La loi n° 2015-433 du 17 avril 2015 portant diverses dispositions tendant à la modernisation du secteur de la presse a rénové la composition du conseil d'administration, composé de 13 personnalités en plus du Président. L'État n'est pas majoritaire , n'étant représenté directement que par trois représentants des services publics usagers nommés par les ministres des affaires étrangères, de la culture et de l'économie, et indirectement par les deux représentants des sociétés audiovisuelles nommées par décret en Conseil d'État. Cette relative discrétion de l'État, si elle peut surprendre, a pour objet de marquer l'indépendance de l'agence .

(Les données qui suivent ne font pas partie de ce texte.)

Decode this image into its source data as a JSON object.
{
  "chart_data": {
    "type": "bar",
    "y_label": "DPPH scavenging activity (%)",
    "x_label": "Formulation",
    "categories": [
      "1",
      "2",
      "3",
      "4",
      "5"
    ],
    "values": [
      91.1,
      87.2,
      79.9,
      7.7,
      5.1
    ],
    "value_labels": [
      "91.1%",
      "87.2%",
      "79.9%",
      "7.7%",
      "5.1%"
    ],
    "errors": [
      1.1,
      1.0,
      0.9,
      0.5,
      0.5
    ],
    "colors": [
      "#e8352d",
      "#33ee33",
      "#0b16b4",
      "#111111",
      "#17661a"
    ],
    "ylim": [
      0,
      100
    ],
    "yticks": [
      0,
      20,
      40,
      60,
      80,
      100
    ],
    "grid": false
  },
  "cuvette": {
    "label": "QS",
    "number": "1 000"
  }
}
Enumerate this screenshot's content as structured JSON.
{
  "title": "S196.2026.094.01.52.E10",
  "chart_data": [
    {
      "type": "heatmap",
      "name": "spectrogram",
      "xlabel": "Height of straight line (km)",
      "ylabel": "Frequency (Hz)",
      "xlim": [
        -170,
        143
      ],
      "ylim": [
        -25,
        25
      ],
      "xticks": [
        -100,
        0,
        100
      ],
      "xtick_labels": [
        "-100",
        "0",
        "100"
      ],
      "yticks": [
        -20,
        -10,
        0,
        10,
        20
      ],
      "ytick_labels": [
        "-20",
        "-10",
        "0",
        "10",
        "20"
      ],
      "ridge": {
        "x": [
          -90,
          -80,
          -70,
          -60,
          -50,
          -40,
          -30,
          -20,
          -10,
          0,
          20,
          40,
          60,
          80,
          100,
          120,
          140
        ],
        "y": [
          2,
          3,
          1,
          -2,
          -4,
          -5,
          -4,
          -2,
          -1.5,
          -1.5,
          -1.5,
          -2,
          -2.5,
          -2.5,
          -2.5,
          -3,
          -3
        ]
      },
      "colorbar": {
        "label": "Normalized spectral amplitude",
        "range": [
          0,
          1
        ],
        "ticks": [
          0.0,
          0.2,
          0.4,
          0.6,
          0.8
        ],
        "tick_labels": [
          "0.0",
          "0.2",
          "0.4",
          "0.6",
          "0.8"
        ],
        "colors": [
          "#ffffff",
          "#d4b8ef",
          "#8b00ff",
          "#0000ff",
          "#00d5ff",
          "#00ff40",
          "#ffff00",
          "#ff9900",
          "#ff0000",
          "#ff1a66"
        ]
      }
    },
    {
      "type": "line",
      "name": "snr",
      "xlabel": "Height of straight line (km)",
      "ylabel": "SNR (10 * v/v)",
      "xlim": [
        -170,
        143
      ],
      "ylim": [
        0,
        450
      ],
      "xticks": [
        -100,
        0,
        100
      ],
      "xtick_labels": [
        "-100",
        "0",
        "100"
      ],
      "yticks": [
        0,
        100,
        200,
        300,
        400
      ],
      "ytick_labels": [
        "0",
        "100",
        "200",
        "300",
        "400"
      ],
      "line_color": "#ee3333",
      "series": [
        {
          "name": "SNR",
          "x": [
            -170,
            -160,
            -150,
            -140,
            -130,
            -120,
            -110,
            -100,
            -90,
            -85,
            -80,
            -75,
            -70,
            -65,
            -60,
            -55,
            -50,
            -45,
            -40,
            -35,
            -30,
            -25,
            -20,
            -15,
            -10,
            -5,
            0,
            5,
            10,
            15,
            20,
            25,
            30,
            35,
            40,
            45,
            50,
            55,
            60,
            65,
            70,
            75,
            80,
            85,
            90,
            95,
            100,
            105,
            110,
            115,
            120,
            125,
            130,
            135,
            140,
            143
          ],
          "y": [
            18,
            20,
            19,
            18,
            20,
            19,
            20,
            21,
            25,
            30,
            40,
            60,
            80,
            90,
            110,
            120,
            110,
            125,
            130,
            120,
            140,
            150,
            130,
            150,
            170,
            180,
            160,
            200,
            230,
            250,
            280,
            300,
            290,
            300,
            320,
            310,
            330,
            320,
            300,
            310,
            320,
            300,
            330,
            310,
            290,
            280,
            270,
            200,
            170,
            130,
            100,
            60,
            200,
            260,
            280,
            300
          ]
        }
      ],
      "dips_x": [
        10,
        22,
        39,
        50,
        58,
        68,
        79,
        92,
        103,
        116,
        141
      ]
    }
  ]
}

Un comité de sélection, composé de sept administrateurs de l'Agence, a été créé en janvier 2018. Six candidatures ont été analysées, et les candidats auditionnés. Le comité a finalement proposé au conseil d'administration deux noms, Emmanuel Hoog, qui visait un troisième mandat, et Fabrice Fries.

Pour autant, la désignation du nouveau président a bien été marquée par une intervention directe de l'État au-delà de son poids au conseil d'administration . En effet, l'annonce, le 11 avril 2018, jour de la réunion du conseil d'administration, que l'Etat ne soutenait pas le renouvellement du mandat d'Emmanuel Hoog a placé le conseil dans une position difficile, puisqu'elle revenait finalement à imposer au conseil ou de voter pour le seul autre candidat proposé par le comité de sélection, ou bien de relancer une procédure déjà engagée . Un premier vote dans la matinée du 11 avril n'a pas permis de rassembler les 13 voix nécessaires sur le nom de l'autre candidat. Fabrice Fries a cependant été finalement élu le lendemain. Trois membres du conseil d'administration s'en sont émus et ont adressé une lettre ouverte à la ministre le 16 avril. Ils notent ainsi que « Sur le fond, cette décision a bafoué toutes les prérogatives du Conseil et a créé un biais définitif sur les débats qui s'en sont suivis. Elle est venue déstabiliser - nous osons espérer que ce ne fut pas à dessein - l'ensemble du processus de sélection du futur PDG, l'État prenant ainsi un poids bien supérieur à celui de ses trois voix sur les dix-huit que comptent le Conseil ».

Dans son rapport au Parlement rendu public en juillet 2018, le conseil supérieur de l'AFP formule des réserves quant au mode de désignation du président, jugé « complexe et peu transparent », à la fois dans son lancement, avec une absence de publicité autre qu'une annonce sur le site de l'Agence, et dans son déroulé, avec une intervention de l'État qui dépasse le cadre fixé par la loi, qui plus est intervenue très tardivement, ce qui n'a pas contribué à un climat de sérénité au sein de l'AFP.

Votre rapporteur pour avis ne peut que déplorer cette approche brouillonne, alors même que les défis qui attendent l'Agence méritent d'être abordés par une équipe confortée.